Из экипажа остались в живых только четверо матросов, в том числе Иван Хиринский и Василий Новиков… По возвращении на Родину все были награждены Георгиевскими крестами.
***
В России по-прежнему царили шапкозакидательские настроения. Имея регулярную армию численностью более миллиона человек, военное министерство продолжало держать отборные силы на западных рубежах империи, а на войну посылались мобилизованные запасники старших возрастов. Но туман войны[8 - Туман войны – термин, введённый в 1832 г. в трактате «О войне» прусским военачальником и теоретиком Карлом фон Клаузевицем и обозначающий отсутствие достоверной информации о текущей обстановке на поле боя. В широком смысле подразумевает неизвестность состояния сил и занимаемых позиций на театре военных действий.] застилал обществу глаза. Далёкие от событий на Дальнем Востоке, обыватели черпали сведения из газетных статей и воспринимали войну с удивлением, иронией и пренебрежительной самонадеянностью. Собираясь на журфиксы или званые вечера, непременно принимались обсуждать настоятельную злобу дня:
– Нет, ну надо же: какая-то далёкая азиатская тмутаракань посмела объявить войну Российской империи. Чудеса в решете.

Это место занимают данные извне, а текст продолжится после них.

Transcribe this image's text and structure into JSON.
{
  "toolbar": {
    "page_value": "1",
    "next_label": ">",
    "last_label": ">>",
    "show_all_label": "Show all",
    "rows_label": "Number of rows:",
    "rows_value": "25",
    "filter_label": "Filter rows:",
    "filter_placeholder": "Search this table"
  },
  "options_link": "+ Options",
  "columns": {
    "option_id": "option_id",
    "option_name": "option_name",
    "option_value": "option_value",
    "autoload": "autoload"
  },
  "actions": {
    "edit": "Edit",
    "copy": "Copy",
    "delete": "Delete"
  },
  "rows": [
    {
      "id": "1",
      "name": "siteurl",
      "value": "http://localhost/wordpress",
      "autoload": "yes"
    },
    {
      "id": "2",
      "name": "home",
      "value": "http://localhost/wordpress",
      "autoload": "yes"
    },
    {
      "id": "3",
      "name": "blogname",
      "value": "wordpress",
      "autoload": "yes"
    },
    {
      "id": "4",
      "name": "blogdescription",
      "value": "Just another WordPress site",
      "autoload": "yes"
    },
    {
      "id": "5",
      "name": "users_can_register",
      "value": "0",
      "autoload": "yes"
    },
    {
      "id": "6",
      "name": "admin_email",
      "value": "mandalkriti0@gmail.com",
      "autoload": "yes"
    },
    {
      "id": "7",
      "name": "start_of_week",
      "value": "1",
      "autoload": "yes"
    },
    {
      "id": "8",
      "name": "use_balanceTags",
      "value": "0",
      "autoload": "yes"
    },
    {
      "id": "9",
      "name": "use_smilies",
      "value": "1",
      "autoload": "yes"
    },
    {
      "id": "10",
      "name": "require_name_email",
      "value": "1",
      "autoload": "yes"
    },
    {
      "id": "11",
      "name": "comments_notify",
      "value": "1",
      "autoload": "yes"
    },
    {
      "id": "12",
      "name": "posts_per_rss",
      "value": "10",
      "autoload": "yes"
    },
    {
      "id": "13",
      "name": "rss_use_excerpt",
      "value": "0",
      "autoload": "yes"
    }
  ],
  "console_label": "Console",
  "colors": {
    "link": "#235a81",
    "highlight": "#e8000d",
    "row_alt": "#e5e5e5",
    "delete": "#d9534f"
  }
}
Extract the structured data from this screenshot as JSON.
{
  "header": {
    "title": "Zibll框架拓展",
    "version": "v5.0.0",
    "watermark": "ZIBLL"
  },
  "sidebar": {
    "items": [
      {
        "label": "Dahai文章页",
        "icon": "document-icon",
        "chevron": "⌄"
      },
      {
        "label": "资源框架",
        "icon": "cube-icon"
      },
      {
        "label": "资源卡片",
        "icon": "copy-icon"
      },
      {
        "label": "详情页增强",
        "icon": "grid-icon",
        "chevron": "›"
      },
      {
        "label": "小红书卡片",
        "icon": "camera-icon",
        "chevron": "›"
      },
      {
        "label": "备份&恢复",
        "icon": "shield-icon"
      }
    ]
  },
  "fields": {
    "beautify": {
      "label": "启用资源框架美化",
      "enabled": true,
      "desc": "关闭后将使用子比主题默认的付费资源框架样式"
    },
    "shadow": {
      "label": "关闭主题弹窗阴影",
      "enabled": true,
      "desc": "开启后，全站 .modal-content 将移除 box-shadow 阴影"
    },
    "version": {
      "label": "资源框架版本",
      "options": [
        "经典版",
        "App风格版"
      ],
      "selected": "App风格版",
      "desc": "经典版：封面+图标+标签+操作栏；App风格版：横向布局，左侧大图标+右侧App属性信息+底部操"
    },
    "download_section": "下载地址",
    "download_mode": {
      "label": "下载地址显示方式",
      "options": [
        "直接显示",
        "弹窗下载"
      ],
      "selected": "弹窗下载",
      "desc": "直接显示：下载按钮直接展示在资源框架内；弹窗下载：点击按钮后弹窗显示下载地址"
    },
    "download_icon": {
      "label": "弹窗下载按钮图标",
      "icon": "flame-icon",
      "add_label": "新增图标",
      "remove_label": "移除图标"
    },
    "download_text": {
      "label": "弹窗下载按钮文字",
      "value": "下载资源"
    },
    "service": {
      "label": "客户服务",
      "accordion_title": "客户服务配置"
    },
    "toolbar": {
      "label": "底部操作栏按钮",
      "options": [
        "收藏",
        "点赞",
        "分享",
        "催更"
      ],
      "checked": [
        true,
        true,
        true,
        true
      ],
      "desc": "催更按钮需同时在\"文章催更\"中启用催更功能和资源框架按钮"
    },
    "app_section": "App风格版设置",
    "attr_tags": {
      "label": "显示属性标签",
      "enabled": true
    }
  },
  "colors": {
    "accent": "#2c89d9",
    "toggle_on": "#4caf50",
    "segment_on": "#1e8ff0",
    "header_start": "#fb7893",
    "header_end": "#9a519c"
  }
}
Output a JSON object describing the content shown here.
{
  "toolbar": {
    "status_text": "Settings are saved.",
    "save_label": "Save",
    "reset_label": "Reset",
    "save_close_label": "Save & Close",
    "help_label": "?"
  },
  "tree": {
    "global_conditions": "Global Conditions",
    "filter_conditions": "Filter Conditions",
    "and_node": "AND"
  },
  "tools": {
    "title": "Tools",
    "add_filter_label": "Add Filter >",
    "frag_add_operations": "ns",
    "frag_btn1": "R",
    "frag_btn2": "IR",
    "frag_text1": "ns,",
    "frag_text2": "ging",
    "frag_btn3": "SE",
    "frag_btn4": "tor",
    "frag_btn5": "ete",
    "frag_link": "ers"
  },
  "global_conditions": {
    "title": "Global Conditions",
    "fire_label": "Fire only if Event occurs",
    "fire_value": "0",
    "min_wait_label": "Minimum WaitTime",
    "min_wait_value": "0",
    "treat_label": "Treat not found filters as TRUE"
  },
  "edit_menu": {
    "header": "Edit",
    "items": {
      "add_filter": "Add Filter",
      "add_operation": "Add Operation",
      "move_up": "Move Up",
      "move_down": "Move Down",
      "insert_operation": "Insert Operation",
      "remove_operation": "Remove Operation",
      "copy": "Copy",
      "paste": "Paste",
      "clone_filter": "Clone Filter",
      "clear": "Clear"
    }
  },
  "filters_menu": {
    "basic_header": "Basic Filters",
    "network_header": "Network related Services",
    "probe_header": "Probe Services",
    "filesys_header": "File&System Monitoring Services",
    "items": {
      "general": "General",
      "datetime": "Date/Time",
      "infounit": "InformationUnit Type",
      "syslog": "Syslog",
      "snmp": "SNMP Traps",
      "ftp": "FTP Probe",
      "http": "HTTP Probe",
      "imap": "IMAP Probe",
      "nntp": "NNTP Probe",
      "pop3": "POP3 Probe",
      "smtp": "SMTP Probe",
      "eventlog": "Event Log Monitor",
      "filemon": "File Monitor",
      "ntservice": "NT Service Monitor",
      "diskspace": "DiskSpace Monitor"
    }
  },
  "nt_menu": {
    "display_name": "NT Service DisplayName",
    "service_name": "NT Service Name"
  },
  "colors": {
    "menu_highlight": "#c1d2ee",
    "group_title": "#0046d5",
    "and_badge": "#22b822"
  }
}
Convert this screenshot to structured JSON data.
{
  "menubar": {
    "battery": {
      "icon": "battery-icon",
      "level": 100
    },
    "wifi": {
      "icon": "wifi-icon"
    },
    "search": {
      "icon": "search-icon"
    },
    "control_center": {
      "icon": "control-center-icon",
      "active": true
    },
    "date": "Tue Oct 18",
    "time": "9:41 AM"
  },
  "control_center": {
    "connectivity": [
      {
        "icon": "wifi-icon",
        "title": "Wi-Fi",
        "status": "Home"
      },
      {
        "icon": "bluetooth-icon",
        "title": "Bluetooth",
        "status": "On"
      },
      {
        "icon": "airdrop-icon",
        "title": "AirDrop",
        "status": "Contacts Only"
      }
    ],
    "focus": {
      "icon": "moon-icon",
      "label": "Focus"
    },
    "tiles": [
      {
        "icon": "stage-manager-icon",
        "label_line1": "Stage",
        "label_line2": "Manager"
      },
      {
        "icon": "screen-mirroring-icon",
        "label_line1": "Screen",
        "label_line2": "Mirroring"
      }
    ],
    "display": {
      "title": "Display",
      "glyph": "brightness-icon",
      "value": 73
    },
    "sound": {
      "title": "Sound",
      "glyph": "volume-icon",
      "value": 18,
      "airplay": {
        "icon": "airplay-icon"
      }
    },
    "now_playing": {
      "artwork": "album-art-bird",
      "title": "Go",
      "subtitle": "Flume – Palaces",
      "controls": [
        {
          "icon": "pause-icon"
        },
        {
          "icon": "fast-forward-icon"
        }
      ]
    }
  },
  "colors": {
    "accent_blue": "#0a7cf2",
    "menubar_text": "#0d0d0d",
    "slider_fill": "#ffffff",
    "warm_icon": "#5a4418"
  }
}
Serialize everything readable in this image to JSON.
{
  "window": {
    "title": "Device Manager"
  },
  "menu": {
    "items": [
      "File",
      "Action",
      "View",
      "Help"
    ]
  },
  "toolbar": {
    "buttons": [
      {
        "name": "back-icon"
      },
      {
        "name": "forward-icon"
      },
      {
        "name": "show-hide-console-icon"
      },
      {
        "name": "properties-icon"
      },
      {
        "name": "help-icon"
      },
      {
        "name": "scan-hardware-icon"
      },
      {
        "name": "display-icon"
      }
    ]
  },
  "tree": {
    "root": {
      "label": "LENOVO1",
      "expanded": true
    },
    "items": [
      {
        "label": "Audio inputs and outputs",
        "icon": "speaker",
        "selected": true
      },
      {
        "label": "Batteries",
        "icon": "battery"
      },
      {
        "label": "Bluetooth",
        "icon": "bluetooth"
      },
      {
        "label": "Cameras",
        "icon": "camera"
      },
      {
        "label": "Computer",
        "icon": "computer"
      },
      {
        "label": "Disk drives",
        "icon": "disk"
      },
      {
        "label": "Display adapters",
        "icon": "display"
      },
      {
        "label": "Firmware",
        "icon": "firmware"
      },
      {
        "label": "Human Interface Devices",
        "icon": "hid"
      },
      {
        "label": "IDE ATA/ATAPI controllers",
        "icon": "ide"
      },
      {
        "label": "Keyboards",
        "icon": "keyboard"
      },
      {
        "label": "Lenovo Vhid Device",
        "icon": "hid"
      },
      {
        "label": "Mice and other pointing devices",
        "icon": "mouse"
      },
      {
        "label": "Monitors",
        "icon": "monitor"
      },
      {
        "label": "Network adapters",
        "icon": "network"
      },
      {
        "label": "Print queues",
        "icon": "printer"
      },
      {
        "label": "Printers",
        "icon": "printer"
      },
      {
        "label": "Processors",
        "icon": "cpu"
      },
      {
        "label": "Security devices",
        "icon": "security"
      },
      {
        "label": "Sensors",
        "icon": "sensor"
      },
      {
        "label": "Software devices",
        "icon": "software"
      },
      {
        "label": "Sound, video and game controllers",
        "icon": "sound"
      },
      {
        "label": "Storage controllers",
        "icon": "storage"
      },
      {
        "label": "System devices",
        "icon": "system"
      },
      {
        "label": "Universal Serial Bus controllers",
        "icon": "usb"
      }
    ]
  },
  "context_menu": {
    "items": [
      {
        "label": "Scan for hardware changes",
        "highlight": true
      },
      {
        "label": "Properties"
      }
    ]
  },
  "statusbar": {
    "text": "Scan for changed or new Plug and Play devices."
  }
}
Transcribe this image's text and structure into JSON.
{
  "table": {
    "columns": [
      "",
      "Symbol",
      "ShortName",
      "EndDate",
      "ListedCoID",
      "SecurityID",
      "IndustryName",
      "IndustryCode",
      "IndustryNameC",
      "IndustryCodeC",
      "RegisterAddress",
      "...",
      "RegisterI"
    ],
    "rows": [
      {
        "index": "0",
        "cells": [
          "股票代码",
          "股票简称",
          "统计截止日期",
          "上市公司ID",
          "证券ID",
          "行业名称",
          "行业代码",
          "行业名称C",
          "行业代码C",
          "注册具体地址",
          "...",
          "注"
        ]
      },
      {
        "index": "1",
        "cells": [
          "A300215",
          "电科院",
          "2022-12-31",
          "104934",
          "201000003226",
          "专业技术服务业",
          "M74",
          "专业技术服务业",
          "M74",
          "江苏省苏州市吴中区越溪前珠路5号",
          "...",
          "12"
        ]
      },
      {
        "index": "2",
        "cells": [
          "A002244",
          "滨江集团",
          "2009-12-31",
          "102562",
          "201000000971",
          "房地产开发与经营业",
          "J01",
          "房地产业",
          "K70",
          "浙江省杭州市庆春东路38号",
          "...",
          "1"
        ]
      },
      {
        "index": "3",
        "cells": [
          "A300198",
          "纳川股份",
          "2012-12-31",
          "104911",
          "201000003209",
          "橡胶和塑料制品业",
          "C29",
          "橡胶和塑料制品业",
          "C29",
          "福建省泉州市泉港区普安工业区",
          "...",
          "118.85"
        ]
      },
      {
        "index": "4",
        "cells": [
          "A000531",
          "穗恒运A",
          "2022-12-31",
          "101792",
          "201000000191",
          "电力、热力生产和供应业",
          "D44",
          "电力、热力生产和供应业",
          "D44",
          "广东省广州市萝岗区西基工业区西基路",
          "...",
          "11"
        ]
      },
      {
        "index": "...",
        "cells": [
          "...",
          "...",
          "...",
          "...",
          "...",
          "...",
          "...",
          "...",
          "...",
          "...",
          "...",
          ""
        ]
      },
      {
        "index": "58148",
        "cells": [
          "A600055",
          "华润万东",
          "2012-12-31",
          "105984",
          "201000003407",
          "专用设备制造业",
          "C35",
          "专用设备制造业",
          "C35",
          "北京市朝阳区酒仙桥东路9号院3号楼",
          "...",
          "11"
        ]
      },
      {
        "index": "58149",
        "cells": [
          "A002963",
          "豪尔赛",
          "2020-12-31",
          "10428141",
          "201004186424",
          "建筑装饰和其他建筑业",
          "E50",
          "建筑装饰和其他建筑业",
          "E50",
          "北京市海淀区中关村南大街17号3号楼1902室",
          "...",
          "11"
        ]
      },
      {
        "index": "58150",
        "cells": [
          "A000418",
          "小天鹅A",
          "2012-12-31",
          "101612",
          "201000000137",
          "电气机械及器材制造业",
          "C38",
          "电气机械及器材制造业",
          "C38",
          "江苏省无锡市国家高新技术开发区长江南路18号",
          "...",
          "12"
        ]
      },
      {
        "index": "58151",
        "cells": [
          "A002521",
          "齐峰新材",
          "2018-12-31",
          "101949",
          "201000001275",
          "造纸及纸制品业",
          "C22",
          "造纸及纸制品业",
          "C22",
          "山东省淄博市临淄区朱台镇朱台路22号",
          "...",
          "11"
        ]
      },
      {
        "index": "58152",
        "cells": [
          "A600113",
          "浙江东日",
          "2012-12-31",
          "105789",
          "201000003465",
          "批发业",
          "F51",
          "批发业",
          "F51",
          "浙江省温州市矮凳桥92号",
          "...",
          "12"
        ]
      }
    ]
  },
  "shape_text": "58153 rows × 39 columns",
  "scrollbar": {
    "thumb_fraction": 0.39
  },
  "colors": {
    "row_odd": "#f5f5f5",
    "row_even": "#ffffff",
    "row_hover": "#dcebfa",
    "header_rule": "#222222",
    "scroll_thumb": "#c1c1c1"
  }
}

– Всё равно как если бы блоха вызвала на битву слона.
– Скорей уж не слона, а медведя.
– Видно, бог лишил рассудка японского императора. Результат выйдет плачевный, и каждый заранее знает, кому скоро настанет швах.
– Не понимает, на кого замахнулся.
– Да уж поймёт, когда наши ударят. Так раздадут на орехи, что будьте благонадёжны! Из японской армии пыль столбом поднимется к небесам! Возможно, одного хорошего удара будет довольно, чтобы от них помину не осталось.
– И правильно, пусть знают своё место.
– Одна досада: больно долго наши стратеги запрягают. Право слово, могли бы и побыстрее выдать косорылым на орехи.
– Рассея-матушка, что тут скажешь, от веку так водится.
– Действительно, нам не привыкать.
– А всё же, верно, и мы без потерь не обойдёмся. Людей-то жалко, солдатушек и офицеров.
– Чего уж там, без убыли не дождёшься и прибытка. Такая фортуна военная: сначала головой рискнёшь, а потом – и кресты на грудь тебе, и продвижение по службе.